An interactive HTML report containing:

Metric Visualizations:
- Time series plots showing normalized metric values over time
- All metrics plotted together for easy comparison
Cluster Analysis (if selection method was configured):
- Inertia vs. Number of Clusters plot to help select the optimal number of clusters
- Tabbed interface showing cluster results for each cluster configuration
- For each cluster configuration:
  - Cluster assignments visualized on metric plots with background shading
  - Representative timesteps (centroids) highlighted
  - Cluster statistics and member counts
  - Pairplot Matrix: A scatter plot matrix showing relationships between all pairs of metrics, with points colored by cluster assignment. This visualization helps understand how clusters group timesteps in the multi-dimensional metric space and reveals correlations between different metrics.
Metric Specifications Table:
- Summary of all metric specifications used
- Expression trees showing the structure of each metric calculation
Validation Errors Table:
- Any metric specifications that failed validation
- Error messages explaining what went wrong

The HTML report provides a comprehensive visual analysis of the representative timestep selection process, making it easy to understand which timesteps were selected and why.
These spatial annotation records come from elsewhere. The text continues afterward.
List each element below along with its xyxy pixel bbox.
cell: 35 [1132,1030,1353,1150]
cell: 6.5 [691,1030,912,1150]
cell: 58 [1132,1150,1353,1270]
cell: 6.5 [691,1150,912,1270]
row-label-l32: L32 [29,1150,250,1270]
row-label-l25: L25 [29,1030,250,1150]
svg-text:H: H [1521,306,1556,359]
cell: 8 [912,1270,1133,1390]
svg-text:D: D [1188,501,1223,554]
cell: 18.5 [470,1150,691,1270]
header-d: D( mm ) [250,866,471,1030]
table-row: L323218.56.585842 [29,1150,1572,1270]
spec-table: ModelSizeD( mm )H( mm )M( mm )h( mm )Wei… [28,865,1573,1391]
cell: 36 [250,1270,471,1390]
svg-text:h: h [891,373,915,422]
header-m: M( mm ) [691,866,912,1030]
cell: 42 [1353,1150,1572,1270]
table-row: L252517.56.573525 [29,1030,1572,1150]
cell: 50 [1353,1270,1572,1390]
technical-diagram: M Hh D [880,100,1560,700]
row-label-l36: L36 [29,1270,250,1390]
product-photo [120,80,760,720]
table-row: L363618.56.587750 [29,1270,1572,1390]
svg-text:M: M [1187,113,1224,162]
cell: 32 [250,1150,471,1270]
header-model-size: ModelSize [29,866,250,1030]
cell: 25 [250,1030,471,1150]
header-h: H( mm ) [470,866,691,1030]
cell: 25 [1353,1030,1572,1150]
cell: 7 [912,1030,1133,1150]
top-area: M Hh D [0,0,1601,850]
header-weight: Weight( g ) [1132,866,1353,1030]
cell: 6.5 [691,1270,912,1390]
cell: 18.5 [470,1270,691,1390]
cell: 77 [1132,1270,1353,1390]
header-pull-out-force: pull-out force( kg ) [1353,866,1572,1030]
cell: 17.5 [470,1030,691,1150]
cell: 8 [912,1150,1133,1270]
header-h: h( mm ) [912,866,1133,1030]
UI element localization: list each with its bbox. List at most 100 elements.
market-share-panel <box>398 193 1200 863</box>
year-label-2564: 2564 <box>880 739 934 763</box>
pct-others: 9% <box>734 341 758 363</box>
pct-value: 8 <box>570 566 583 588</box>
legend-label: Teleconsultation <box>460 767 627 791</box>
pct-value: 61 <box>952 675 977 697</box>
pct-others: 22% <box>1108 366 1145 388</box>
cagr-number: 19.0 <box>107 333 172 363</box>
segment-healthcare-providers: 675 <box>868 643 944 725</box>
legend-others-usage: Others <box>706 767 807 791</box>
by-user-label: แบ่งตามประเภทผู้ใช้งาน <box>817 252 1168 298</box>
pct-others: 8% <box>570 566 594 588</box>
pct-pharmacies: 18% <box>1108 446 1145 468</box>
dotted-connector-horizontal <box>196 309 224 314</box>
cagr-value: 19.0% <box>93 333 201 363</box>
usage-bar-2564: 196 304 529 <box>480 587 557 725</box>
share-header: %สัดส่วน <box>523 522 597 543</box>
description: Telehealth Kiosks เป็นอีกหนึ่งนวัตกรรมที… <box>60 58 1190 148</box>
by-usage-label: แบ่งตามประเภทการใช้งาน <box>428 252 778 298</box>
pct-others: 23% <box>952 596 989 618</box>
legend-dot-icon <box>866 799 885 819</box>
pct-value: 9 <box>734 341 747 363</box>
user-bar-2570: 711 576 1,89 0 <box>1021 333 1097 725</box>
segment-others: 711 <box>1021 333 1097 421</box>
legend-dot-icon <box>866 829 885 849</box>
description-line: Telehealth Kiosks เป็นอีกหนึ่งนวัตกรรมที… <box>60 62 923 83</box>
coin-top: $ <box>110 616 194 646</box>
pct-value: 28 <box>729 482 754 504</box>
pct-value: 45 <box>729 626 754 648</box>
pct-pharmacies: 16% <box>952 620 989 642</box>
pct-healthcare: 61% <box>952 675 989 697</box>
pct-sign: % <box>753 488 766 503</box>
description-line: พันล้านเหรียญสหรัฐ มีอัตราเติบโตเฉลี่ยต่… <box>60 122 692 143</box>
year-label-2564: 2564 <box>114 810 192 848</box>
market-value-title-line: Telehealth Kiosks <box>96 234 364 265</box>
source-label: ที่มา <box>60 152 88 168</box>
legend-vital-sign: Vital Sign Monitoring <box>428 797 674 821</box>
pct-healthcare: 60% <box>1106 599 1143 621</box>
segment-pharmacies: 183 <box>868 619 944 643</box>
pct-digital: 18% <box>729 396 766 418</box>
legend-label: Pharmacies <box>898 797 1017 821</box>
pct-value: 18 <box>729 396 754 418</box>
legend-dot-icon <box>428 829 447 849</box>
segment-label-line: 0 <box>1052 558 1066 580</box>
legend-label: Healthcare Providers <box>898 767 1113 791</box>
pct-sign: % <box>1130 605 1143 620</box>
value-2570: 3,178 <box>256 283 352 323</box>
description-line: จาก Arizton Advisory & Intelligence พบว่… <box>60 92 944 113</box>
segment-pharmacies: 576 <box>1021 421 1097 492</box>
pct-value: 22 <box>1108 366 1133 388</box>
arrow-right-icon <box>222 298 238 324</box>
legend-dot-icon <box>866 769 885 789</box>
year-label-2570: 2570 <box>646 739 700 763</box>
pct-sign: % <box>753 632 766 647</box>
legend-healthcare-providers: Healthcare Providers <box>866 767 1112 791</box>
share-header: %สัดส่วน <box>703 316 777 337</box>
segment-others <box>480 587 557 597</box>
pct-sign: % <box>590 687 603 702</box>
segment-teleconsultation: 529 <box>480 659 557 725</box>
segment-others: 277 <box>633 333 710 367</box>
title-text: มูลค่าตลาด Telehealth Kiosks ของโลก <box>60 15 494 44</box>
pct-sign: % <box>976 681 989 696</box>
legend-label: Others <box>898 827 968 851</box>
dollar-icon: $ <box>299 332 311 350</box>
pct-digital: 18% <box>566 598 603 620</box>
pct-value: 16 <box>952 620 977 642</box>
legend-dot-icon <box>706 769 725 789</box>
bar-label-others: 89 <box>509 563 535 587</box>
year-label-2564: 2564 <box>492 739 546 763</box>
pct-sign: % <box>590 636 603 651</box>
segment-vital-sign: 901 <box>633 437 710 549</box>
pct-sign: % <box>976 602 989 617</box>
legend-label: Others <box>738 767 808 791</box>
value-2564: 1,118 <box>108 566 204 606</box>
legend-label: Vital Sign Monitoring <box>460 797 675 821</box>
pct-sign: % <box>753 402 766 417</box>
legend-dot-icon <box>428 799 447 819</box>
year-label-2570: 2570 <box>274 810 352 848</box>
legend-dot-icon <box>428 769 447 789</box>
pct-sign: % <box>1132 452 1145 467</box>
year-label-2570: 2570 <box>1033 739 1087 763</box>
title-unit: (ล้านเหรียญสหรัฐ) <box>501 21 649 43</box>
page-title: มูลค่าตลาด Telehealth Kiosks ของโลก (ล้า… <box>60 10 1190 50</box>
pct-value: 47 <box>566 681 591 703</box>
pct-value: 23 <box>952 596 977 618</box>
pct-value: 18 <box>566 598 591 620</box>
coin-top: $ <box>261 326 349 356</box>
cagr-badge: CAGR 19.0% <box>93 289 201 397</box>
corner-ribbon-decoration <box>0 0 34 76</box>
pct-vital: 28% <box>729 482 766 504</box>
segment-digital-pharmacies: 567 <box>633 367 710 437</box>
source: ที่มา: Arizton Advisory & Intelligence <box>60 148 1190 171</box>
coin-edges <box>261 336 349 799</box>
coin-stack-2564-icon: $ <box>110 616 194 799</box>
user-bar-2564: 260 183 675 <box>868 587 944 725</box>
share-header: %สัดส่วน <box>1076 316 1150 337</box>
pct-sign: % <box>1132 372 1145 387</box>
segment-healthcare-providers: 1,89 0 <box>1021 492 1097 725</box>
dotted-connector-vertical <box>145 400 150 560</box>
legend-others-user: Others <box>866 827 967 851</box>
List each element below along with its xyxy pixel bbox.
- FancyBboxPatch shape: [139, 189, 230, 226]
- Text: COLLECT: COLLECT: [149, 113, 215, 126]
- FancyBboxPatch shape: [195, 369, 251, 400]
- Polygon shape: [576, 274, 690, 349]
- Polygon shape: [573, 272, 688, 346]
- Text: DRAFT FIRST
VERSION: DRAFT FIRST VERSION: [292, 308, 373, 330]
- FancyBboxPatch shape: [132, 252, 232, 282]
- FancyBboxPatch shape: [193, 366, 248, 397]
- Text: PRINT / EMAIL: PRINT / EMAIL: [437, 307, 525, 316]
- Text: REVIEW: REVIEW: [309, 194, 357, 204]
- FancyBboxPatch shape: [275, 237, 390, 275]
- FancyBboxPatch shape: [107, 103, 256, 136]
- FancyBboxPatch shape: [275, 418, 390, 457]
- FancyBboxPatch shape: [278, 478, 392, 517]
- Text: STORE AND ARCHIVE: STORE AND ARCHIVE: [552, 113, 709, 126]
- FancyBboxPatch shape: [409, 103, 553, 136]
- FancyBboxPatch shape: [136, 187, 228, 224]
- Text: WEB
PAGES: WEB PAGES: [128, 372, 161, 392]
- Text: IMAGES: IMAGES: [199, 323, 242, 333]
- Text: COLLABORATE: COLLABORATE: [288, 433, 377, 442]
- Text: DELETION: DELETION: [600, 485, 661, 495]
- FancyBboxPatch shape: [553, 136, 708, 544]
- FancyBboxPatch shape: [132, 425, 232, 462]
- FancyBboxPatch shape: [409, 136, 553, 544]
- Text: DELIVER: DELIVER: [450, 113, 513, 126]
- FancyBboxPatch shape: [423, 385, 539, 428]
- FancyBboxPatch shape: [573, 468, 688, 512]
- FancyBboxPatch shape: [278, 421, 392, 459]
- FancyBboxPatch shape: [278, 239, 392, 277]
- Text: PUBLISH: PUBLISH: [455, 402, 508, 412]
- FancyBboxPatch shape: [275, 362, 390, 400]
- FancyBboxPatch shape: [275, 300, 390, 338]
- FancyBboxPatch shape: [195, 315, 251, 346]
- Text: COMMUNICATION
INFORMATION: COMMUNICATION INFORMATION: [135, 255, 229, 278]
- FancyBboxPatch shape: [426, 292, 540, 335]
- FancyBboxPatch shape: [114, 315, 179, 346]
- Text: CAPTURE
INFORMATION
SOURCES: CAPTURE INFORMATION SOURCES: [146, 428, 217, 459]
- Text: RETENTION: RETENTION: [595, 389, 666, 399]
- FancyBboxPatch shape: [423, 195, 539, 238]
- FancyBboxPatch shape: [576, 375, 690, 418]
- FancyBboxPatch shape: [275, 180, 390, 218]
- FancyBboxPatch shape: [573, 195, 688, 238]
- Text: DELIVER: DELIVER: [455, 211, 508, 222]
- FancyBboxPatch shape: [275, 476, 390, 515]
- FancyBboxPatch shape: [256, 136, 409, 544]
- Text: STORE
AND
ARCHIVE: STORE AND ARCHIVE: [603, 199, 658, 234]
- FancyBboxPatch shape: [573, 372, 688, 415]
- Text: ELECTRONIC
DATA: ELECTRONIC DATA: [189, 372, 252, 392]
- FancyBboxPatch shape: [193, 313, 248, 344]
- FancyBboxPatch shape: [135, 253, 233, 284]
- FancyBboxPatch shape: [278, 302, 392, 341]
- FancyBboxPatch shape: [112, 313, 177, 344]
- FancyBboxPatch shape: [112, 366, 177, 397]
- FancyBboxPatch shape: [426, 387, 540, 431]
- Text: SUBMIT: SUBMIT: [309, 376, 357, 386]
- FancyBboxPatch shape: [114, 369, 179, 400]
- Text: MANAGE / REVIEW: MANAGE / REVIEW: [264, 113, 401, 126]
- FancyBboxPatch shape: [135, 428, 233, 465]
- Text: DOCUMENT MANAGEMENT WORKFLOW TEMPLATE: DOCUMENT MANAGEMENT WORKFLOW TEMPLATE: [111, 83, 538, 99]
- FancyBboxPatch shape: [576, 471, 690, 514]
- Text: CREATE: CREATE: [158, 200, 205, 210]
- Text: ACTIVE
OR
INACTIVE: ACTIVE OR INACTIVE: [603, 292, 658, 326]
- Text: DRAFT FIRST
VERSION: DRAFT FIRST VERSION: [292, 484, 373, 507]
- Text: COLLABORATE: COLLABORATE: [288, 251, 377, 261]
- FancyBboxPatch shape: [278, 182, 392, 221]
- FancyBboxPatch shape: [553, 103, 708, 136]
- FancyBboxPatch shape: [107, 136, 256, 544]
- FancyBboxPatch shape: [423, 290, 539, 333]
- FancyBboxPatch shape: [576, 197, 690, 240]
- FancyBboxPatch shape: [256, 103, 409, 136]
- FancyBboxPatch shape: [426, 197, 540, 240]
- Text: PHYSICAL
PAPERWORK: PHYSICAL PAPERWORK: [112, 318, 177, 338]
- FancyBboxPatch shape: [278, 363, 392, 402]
3. Copied Network and Scenario Files (Optional)

If “Copy Network and Scenario” is set to True (the default), the original network and scenario files are copied to the output directory for reference and further analysis. If set to False, the files are not copied, and the plugin uses the original file paths directly.

Interpreting Results

Selecting the Number of Clusters

If a clustering selection method was configured, the plugin generates results for multiple cluster configurations. To select the optimal number:

Review the Inertia Plot: The inertia (within-cluster sum of squares) generally decreases as the number of clusters increases. Look for an “elbow” in the curve where adding more clusters provides diminishing returns.
Examine Cluster Assignments: Review the cluster assignments in the HTML report to see how timesteps are grouped. Ensure the clusters make physical sense for your analysis.